Ich bin mir ziemlich sicher, dass deshalb bei den anderen öffentlich-rechtlichen Rundfunkanstalten derzeit wohl einige Führungskräfte unter Schlafstörungen leiden – weil sie Angst haben, auch sie könnten in die Schusslinie geraten. Sie werden daran interessiert sein, dass das System nicht verändert wird und alles so bleibt wie es ist – und deshalb versuchen, den Skandal beim rbb als moralisches Versagen einer einzelnen Person darzustellen. Darauf sollte sich die Öffentlichkeit nicht einlassen und auf Veränderungen am System des öffentlich-rechtlichen Rundfunks bestehen.

Die Standhaftigkeit der Seele teilt sich dem Körper mit

Zum Schluss noch eine Frage. Ist das alles ein Grund zum Verzweifeln, weil die Demokratie offenbar so schlecht funktioniert? Ich meine nein und sehe das Glas halb voll anstatt halb leer. Demokratie muss sich immer wieder erneuern, um lebendig zu bleiben. Warum soll es nicht möglich sein, dass vielleicht schon bald wieder ein Politiker vom Schlage eines Willy Brandt die Menschen für Politik und Demokratie begeistert? Aber dies wird es nur geben, wenn wir alle bereit sind, uns – in welcher Form auch immer – für demokratische Politik zu engagieren. Und vor allem: Wenn wir uns nicht einschüchtern lassen, sei es durch politisch korrekte Sekten, die wie zu Zeiten der Inquisition über Andersdenkende herfallen, oder eine Regierung, die versucht, ihre Kritiker zu Staatsfeinden zu erklären.

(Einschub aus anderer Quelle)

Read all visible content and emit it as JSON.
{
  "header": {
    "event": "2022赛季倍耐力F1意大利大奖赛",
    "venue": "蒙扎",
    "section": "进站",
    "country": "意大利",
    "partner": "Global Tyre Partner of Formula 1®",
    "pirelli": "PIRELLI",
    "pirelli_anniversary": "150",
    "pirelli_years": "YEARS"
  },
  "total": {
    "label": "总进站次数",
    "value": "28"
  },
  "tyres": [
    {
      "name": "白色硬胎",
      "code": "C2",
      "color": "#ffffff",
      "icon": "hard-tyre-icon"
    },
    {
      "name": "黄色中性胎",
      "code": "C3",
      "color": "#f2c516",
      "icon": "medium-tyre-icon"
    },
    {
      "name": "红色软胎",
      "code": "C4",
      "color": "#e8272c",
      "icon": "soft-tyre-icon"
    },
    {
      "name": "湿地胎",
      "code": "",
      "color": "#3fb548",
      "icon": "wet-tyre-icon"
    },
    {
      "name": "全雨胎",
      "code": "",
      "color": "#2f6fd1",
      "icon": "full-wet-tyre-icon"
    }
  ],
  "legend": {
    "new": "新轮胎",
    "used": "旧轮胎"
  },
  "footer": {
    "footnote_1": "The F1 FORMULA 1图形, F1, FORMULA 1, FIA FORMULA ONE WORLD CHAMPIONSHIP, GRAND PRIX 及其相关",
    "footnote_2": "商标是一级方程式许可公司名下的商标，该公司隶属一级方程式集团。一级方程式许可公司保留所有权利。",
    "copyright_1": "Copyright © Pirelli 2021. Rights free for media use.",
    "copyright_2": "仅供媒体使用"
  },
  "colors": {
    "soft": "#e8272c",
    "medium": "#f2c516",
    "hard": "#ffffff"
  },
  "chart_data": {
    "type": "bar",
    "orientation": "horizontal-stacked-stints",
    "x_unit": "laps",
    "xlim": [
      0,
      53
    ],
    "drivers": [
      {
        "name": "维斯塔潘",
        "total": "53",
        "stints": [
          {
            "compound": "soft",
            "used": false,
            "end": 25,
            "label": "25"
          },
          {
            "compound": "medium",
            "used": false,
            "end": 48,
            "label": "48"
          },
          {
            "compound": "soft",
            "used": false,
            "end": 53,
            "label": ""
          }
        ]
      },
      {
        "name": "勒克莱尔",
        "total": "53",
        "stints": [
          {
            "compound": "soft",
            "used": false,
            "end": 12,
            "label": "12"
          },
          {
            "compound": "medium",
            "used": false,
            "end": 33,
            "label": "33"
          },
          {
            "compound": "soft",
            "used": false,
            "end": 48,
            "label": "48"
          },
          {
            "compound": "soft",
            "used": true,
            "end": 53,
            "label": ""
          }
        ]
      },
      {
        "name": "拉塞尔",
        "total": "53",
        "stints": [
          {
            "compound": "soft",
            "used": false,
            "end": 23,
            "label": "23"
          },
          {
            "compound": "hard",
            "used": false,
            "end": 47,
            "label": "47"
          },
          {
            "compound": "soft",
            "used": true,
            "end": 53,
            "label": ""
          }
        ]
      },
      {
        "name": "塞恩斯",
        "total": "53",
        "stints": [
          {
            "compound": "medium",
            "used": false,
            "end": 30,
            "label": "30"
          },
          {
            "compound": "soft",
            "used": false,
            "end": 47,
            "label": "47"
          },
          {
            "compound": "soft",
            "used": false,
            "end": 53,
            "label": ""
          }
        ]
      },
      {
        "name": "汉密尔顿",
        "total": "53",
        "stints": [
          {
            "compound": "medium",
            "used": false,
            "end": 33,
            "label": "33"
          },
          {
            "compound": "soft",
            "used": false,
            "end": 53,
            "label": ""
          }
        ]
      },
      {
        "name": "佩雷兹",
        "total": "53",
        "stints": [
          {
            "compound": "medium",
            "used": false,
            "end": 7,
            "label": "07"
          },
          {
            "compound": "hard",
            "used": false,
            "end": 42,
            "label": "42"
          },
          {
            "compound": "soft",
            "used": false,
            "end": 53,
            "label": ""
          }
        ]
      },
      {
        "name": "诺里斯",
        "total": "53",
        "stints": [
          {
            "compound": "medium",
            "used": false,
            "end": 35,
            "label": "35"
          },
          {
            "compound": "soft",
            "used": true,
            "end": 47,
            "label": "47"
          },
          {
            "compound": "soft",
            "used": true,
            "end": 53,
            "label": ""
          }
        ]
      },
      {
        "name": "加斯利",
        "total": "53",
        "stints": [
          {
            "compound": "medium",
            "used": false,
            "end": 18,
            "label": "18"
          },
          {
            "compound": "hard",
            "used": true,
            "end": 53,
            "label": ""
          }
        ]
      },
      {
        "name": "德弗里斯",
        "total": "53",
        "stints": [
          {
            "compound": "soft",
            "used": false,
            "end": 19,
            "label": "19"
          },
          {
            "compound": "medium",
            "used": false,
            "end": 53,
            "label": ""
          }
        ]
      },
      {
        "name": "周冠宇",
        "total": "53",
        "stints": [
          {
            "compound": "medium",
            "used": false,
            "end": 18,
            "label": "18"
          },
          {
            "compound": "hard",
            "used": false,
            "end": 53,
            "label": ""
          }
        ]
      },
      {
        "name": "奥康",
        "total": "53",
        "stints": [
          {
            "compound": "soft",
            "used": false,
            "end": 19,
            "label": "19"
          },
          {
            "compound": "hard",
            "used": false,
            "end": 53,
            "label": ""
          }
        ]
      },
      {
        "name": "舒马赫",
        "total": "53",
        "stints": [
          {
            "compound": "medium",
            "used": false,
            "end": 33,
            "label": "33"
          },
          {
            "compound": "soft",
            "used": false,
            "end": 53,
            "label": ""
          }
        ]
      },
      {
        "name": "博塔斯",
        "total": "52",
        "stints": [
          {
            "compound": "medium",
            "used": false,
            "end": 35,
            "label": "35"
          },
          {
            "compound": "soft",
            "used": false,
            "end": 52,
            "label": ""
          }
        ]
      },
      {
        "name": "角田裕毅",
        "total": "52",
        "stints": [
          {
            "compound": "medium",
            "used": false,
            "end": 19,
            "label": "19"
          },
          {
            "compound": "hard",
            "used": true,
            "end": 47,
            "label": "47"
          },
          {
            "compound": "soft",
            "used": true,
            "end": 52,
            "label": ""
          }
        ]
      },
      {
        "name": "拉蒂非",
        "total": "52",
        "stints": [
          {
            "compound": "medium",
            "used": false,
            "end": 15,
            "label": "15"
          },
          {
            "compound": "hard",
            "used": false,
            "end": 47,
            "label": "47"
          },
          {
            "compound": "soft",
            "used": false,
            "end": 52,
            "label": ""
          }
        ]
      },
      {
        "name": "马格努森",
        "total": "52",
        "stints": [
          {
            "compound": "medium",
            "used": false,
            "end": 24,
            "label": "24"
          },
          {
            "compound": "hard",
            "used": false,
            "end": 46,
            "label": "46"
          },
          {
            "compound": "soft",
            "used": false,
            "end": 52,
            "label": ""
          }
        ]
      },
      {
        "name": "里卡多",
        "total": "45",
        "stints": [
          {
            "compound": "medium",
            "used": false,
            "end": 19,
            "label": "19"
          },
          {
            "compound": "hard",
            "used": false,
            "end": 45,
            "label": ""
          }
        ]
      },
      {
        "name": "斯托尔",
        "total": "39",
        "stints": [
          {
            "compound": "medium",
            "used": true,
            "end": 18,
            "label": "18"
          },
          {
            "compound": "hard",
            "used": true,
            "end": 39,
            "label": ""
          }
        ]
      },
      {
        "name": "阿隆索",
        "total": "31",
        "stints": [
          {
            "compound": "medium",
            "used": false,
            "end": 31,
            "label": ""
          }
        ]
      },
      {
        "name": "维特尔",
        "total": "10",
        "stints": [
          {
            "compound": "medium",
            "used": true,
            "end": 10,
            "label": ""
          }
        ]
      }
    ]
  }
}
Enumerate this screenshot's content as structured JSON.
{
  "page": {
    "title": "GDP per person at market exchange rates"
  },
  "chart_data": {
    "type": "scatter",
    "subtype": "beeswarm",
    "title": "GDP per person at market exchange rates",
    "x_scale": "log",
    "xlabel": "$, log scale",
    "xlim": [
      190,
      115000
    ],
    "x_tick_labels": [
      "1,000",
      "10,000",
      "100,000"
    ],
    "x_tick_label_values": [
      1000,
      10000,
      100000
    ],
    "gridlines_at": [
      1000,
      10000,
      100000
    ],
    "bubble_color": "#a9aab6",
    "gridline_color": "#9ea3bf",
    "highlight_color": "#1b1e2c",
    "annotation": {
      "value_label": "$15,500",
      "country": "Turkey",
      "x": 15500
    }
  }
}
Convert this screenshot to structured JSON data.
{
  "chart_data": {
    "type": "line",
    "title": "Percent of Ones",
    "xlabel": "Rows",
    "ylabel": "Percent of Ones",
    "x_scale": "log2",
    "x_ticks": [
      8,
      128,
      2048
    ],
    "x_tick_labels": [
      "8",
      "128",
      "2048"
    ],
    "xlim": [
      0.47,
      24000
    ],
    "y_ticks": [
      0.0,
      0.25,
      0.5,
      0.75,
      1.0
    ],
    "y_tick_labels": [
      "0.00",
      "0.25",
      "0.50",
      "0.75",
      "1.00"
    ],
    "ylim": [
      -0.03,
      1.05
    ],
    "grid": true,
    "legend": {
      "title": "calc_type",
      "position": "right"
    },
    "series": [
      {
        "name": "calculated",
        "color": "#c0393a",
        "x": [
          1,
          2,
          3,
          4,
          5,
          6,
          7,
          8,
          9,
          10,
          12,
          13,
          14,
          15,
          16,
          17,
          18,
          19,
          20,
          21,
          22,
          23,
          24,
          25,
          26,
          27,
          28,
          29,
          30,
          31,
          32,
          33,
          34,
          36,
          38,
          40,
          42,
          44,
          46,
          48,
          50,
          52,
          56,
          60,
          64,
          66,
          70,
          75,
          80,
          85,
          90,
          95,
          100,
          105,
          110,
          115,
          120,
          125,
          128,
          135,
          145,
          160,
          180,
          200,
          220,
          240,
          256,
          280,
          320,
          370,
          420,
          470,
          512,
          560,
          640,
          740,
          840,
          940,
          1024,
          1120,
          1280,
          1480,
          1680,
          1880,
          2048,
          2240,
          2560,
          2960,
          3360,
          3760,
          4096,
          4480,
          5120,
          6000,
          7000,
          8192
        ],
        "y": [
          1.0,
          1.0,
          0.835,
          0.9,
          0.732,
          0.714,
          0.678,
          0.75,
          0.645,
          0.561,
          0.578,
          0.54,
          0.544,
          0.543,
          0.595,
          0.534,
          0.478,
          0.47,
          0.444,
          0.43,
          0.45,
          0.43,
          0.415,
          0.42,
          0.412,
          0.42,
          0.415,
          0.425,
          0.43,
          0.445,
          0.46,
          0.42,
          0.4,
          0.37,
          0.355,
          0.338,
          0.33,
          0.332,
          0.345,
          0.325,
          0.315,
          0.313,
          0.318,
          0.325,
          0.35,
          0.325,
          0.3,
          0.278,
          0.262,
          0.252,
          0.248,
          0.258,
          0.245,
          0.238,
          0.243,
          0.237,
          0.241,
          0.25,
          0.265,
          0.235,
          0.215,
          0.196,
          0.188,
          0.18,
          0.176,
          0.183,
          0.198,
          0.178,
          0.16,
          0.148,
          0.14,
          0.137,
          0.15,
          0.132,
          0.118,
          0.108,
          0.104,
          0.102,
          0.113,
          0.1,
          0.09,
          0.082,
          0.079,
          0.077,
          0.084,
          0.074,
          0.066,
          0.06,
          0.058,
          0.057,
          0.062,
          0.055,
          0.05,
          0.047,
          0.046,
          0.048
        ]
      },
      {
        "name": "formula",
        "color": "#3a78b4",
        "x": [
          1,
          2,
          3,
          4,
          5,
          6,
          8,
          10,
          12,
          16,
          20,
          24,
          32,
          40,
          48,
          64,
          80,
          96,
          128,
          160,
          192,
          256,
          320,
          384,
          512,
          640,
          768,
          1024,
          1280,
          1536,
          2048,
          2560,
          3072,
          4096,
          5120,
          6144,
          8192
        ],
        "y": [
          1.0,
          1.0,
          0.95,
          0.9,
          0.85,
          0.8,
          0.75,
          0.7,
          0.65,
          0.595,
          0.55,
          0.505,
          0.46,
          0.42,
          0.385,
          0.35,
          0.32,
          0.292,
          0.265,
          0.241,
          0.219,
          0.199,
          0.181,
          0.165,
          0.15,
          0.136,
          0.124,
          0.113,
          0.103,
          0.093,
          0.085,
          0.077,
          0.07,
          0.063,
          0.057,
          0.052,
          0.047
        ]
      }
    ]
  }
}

Darüber hinaus ist es notwendig, sich mit anderen ähnlich denkenden Menschen zusammenzutun. So wie die Mitarbeiter des NDR es getan haben. Sie wehrten sich erfolgreich mit dem Redaktionsausschuss gegen das nicht hinnehmbare Verhalten der Führung. Macht ist ein Prozess und nichts Statisches. Wer heute vermeintlich unangreifbar an den Hebeln der Macht sitzt, kann schon morgen gezwungen sein, auf der Anklagebank Platz zu nehmen. Siehe Patricia Schlesinger. Und wenn politisches Engagement auch anstrengend ist und man damit aneckt: Es tut auch gut. Denn wie der spanische Jesuit Balthasar Gracián in seinem Buch „Handorakel und Kunst der Weltklugheit“ in Aphorismus Nr. 90 feststellt: „Die Standhaftigkeit der Seele teilt sich dem Körper mit“. Mit anderen Worten: Es tut der Gesundheit gut, die eigene innere Wahrheit auch nach außen hin zu leben, anstatt sie im Interesse von Konfliktlosigkeit im äußeren Leben zu unterdrücken. Wer sich immer nur anpasst, den belohnen Eltern, Lehrer und Chefs. Wer sich auch mal widersetzt, den belohnt das Leben.